Absorbés comme nous le sommes par la course électorale, nous perdons facilement de vue ce que nous révèlent les sondages sur l’état actuel du Canada sur le plan politique.

Le constat est inquiétant. En effet, le Canada s’achemine vers un parlement « à l’italienne », fractionné en quatre, PCC, PLC, NPD et BQ. Or si une telle perspective peut n’avoir rien de particulièrement préoccupant dans un pays comme l’Italie ou tout autre État unitaire européen, elle est beaucoup plus inquiétante dans un pays à structure fédérale comme le Canada, surtout si l’on y intègre le fractionnement régional de l’appui aux différents partis.

Pourquoi d’abord cette différence est-elle si importante ? Tout simplement parce qu’au Canada, les compétences législatives sont partagées entre deux ordres de gouvernement, ce qui mine en partant la cohésion politique du pays. En temps normal, le pays peut fonctionner sans une cohésion parfaite, mais dès qu’un problème majeur survient, qu’il soit politique ou économique, l’absence de cohésion entre les deux paliers de gouvernement se met à peser très lourd sur la capacité du pays à dégager des orientations communes.

Ajoutons à cette dynamique celle que crée l’incapacité des quatre partis politiques en présence de s’implanter fortement ailleurs que dans les régions où ils ont leurs racines et donc de représenter autre chose que des intérêts régionaux, et nous sommes en présence d’un coquetel toxique qui menace l’unité canadienne bien davantage que n’est jamais parvenu à le faire seul le mouvement indépendantiste québécois.

À l’heure actuelle, le Canada est confronté à plusieurs problèmes majeurs qui ont tous pour origine de mauvais choix de politique économique.

Ainsi, après la conclusion du premier accord de libre-échange au milieu des années 1980, le gouvernement fédéral a négligé de s’assurer par des mesures de soutien adéquates que son secteur manufacturier, alors le principal moteur de son PIB, s’adapterait à la nouvelle donne de la concurrence mondiale en investissant massivement dans les nouvelles technologies et le développement de sa capacité concurrentielle sur le plan industriel.

En l’absence d’un tel soutien, le secteur manufacturier a graduellement perdu de son importance sur une période de près de dix ans tout en engrangeant les profits faciles dont l’assurait la faiblesse du dollar canadien. Lorsque le dollar canadien s’est mis à remonter à la suite de la décision de Paul Martin de s’attaquer sérieusement au problème de la dette canadienne en 1996, la contribution du secteur manufacturier au PIB canadien a progressivement perdu de son importance, remplacée par l’essor phénoménal des services financiers et de l’industrie pétrolière.

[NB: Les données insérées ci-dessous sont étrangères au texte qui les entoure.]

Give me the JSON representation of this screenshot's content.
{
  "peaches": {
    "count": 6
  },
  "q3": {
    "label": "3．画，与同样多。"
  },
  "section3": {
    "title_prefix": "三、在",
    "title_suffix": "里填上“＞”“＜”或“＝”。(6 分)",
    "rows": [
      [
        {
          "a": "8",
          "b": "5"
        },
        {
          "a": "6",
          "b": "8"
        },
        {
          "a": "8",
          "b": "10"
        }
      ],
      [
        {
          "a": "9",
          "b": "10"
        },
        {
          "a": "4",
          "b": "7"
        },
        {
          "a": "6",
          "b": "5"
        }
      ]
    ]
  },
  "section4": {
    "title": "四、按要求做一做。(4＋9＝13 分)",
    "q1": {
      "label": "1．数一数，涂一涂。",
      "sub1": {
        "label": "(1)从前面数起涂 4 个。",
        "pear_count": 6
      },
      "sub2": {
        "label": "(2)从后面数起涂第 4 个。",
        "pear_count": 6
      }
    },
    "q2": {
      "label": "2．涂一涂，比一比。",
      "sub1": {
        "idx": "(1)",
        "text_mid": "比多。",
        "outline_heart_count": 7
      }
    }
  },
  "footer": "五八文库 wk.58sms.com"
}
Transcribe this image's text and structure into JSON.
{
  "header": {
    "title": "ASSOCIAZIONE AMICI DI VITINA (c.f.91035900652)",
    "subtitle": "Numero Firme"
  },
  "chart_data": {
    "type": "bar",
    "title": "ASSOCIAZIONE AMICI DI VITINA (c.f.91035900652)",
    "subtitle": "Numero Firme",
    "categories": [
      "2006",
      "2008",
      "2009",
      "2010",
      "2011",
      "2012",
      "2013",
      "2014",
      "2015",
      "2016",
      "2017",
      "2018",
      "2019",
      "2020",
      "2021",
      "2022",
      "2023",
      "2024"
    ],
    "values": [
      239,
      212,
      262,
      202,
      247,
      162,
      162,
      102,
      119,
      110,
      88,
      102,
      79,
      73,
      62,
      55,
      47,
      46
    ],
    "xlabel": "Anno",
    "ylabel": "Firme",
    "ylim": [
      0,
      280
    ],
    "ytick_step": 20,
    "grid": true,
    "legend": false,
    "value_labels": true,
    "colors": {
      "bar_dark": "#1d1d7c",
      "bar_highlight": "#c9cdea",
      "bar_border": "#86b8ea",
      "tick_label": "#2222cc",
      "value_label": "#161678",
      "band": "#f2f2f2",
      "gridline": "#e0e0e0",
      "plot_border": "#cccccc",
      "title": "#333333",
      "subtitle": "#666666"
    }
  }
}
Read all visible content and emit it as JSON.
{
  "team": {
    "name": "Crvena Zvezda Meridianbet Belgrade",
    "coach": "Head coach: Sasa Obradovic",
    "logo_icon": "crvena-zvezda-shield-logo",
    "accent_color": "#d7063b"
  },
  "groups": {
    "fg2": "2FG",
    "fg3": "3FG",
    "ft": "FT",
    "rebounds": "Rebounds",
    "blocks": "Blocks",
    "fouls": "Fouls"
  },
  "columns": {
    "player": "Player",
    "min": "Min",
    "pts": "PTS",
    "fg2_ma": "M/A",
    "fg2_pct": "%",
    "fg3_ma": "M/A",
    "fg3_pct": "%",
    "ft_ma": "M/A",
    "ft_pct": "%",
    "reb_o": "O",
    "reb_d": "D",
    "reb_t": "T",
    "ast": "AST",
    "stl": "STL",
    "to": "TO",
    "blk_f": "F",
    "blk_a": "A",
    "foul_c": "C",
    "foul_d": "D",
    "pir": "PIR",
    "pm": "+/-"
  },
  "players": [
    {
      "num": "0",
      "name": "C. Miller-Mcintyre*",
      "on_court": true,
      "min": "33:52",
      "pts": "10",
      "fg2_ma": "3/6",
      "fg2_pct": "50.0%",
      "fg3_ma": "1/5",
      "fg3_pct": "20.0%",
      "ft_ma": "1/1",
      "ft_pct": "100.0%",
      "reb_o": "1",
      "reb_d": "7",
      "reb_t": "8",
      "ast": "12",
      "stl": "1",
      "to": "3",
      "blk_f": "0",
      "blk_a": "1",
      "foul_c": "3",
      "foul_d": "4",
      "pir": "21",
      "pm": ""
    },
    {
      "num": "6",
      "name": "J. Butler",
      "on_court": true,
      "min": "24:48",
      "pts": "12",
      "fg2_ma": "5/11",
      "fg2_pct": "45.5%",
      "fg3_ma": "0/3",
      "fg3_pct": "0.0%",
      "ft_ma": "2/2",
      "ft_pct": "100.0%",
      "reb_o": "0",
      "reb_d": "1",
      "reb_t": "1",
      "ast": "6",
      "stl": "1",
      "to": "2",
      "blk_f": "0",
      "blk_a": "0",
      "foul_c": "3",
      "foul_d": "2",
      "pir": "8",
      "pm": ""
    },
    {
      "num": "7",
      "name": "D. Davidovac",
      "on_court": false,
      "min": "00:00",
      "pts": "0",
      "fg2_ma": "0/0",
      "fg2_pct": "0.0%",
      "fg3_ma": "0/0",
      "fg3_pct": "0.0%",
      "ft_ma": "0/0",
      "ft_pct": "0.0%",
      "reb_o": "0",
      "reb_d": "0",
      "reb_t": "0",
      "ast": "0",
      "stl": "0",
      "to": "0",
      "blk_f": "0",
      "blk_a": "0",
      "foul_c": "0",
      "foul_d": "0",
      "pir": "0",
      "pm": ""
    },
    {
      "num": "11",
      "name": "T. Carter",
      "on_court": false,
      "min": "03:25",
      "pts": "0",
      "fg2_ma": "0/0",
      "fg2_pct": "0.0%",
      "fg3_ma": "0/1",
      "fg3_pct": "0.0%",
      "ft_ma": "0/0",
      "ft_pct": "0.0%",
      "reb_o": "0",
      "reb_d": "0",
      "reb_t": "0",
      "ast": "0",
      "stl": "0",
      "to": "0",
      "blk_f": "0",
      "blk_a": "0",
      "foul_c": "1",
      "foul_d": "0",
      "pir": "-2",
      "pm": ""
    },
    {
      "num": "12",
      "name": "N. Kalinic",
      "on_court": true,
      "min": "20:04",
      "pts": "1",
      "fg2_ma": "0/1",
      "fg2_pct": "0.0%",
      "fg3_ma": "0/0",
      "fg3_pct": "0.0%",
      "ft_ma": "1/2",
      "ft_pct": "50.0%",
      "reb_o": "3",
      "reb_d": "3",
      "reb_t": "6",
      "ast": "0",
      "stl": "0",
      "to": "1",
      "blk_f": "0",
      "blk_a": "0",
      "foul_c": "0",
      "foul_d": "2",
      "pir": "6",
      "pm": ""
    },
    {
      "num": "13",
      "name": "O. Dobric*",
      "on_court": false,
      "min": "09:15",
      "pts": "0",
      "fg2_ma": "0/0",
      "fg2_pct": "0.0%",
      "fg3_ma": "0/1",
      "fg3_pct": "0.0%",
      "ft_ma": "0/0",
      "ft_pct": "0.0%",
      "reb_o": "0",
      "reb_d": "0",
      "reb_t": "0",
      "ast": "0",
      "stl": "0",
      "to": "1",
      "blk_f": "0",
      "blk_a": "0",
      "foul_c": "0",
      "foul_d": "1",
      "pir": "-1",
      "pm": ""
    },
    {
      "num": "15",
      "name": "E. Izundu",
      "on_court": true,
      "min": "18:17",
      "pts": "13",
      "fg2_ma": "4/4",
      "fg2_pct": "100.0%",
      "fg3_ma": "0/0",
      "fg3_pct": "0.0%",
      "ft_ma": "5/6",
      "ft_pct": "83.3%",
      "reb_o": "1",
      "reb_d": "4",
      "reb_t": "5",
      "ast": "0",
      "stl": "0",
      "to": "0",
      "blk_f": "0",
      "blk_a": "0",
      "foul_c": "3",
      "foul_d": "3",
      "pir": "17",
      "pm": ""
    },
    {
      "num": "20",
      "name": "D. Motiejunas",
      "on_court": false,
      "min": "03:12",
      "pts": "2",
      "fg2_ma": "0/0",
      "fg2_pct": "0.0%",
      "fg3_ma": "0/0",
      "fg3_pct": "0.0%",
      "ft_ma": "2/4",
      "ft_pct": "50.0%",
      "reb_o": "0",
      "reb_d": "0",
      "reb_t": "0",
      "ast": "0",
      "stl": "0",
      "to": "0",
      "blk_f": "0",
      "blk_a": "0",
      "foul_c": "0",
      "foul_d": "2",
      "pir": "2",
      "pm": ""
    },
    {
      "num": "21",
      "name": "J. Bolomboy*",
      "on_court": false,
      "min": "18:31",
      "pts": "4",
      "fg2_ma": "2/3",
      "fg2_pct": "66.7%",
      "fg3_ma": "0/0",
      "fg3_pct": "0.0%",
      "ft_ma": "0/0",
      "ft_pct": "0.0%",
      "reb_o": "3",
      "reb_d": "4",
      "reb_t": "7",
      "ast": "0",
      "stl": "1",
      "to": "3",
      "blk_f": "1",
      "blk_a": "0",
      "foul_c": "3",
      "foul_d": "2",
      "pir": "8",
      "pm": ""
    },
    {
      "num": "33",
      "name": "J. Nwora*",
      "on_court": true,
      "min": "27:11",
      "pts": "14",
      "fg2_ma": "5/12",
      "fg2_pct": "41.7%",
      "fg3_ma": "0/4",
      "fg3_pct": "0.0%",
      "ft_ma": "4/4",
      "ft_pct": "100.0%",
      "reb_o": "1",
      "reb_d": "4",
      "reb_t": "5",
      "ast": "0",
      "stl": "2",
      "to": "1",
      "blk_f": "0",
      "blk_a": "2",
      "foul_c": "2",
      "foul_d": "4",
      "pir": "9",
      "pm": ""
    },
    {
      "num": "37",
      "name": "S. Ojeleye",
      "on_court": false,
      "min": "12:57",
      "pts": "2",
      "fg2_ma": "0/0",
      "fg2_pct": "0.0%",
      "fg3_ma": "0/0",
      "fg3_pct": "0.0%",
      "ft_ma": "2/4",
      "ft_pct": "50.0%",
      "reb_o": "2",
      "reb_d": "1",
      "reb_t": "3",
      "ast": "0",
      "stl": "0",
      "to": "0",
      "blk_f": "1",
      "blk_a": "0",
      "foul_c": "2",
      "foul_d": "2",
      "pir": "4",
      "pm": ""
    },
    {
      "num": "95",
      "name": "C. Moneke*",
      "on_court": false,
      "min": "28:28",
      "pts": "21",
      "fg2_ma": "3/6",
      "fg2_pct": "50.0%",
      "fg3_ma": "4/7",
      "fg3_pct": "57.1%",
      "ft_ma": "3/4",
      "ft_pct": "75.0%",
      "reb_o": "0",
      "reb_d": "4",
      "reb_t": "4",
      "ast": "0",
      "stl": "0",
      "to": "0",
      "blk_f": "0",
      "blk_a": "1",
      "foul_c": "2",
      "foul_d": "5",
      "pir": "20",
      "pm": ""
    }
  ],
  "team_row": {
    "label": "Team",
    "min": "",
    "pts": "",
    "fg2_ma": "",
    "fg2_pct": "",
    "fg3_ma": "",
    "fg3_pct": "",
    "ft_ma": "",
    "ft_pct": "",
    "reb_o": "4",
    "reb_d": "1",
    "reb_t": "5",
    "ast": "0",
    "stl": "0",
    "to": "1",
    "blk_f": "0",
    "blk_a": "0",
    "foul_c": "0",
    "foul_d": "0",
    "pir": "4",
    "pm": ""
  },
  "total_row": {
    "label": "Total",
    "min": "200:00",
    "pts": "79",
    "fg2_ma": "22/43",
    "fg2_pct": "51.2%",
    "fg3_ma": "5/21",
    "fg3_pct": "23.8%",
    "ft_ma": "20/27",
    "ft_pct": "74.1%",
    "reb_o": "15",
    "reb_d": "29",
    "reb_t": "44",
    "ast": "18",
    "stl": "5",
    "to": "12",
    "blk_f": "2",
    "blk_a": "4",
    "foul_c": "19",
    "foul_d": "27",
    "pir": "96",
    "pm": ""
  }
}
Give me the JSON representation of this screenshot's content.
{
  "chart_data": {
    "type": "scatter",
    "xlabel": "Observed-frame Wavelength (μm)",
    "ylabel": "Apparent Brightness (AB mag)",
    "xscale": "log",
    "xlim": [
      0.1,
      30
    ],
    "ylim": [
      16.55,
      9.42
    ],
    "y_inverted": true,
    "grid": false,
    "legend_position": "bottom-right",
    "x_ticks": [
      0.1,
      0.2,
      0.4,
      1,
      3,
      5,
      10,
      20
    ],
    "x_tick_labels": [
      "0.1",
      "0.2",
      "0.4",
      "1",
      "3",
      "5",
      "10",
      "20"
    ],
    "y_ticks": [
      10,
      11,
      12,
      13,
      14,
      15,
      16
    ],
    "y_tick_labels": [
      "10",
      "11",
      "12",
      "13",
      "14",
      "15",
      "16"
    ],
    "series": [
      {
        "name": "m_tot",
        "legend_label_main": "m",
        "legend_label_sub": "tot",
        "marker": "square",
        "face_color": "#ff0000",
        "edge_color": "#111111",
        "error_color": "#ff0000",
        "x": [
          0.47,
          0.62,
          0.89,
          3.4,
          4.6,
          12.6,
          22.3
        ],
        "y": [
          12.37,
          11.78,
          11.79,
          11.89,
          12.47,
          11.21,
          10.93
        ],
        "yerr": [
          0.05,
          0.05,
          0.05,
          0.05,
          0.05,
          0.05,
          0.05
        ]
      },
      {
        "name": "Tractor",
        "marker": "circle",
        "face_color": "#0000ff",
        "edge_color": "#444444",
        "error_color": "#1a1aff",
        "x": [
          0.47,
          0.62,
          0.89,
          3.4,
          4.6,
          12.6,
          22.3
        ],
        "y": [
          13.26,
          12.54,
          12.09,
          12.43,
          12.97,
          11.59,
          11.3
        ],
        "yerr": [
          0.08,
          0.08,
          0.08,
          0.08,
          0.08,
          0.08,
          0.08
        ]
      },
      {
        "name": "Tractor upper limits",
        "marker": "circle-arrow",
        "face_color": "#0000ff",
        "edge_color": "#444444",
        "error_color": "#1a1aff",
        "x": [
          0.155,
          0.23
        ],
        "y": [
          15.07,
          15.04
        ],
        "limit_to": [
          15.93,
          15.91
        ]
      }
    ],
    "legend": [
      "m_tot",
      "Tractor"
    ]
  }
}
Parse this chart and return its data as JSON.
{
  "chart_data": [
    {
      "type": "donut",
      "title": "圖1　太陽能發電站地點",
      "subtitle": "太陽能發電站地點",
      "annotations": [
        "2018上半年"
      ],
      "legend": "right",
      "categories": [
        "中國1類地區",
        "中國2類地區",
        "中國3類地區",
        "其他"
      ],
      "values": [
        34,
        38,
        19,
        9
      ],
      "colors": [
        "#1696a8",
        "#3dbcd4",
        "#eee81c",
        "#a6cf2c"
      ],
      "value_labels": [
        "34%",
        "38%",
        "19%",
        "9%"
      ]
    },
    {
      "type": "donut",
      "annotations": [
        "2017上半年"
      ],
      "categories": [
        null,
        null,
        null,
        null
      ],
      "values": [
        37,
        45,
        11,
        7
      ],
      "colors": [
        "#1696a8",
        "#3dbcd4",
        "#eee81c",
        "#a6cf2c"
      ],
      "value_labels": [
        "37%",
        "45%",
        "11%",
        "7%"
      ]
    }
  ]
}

La crise financière de 2008 a démontré toute la fragilité de la contribution de l’industrie des services financiers au PIB, et la crise pétrolière de 2015 est en train de nous démontrer toute l’imprudence pour le gouvernement fédéral d'avoir misé exclusivement sur le pétrole pour assurer la prospérité du Canada, À la veille d’une nouvelle crise financière importante, le Canada se retrouve dans le pire état de précarité qu’il ne se soit jamais trouvé, et il est invraisemblable que cet enjeu n’ait pas du tout été évoqué dans la campagne électorale jusqu’ici.

Quand on parle de services financiers, de secteur manufacturier ou d’industrie pétrolière au Canada, on parle régions. Les services financiers sont surtout concentrés en Ontario et en Alberta avec des centres de service régionaux. Le secteur manufacturier est surtout implanté en Ontario et au Québec, et l’industrie pétrolière est surtout concentrée en Alberta, avec une implantation satellitaire à Terre-Neuve.

Le Parti Conservateur est fortement implanté dans l’Ouest et répond surtout aux intérêts de l’industrie pétrolière et, accessoirement, des services financiers. Le Parti Libéral est fortement implanté dans les provinces atlantiques et en Ontario, et il répond surtout aux intérêts de l’industrie des services financiers, et accessoirement, du secteur manufacturier. Le NPD prétend être en mesure de répondre aux intérêts de tous, mais les compromis qu’il a dû faire sur sa droite (budget équilibré) et dans l’Ouest (soutien à l’industrie pétrolière) pour les besoins de la présente campagne électorale, sans même parler de la gaffe du niqab, ont beaucoup réduit son potentiel d’attrait auprès de ses clientèles naturelles.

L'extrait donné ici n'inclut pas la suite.